11. Composition according to claim 6 to 10, characterized in that the organic redox-active substances in an amount of 0.05 to 6 wt .-%, preferably 02, to 2.5 wt .-%, based on the total agent are included.

12. Composition according to claim 6 to 11, characterized in that the water-soluble builder component is a salt of citric acid, preferably sodium citrate.

13. Composition according to claim 6 to 12, characterized in that the oxygen-based bleach is a percarbonate salt, preferably sodium percarbonate.

14. Composition according to claim 6 to 13, characterized in that the organic bleach activator is N, N, N'N'-tetraacetylethylene diamine (TAED).

15. Composition according to claim 6 to 14, characterized in that the enzyme is an amylase and / or a protease.

16. Composition according to claim 6 to 15, characterized in that it additional Lich up to 60 wt .-%, preferably 10 to 40 wt .-%, based on the total agent, of an alkali carrier system consisting essentially of carbonate and hydrogen carbonate, preferably sodium carbonate and sodium hydrogen carbonate.

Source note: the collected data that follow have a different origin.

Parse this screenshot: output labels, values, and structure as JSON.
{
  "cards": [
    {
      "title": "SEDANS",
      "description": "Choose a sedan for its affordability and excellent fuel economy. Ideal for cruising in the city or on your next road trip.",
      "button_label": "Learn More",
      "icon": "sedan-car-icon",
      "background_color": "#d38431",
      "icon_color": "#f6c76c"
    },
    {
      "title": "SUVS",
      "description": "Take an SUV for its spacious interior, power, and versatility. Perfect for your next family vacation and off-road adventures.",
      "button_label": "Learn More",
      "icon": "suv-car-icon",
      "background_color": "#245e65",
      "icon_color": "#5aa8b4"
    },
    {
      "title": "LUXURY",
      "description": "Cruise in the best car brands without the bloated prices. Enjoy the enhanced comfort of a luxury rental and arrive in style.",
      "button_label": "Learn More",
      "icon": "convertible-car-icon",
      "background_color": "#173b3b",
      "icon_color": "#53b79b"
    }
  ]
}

17. Composition according to claim 6 to 16, characterized in that it additionally contains up to 5% by weight, preferably up to 2% by weight, based on the total composition, of surfactants, preferably low-foaming nonionic surfactants.

18. Composition according to claim 6 to 17, characterized in that it is in tablet form and by mixing all of its constituents in a mixer and pressing the mixture by means of a tablet press at compression pressures of 2 ^• 10? Pa up to 1.5 • 10 * Pa is available.

19. Composition according to claim 6 to 17, characterized in that it is in the form of powder or granules and has a bulk density of 750 g / 1 to 1000 g / 1.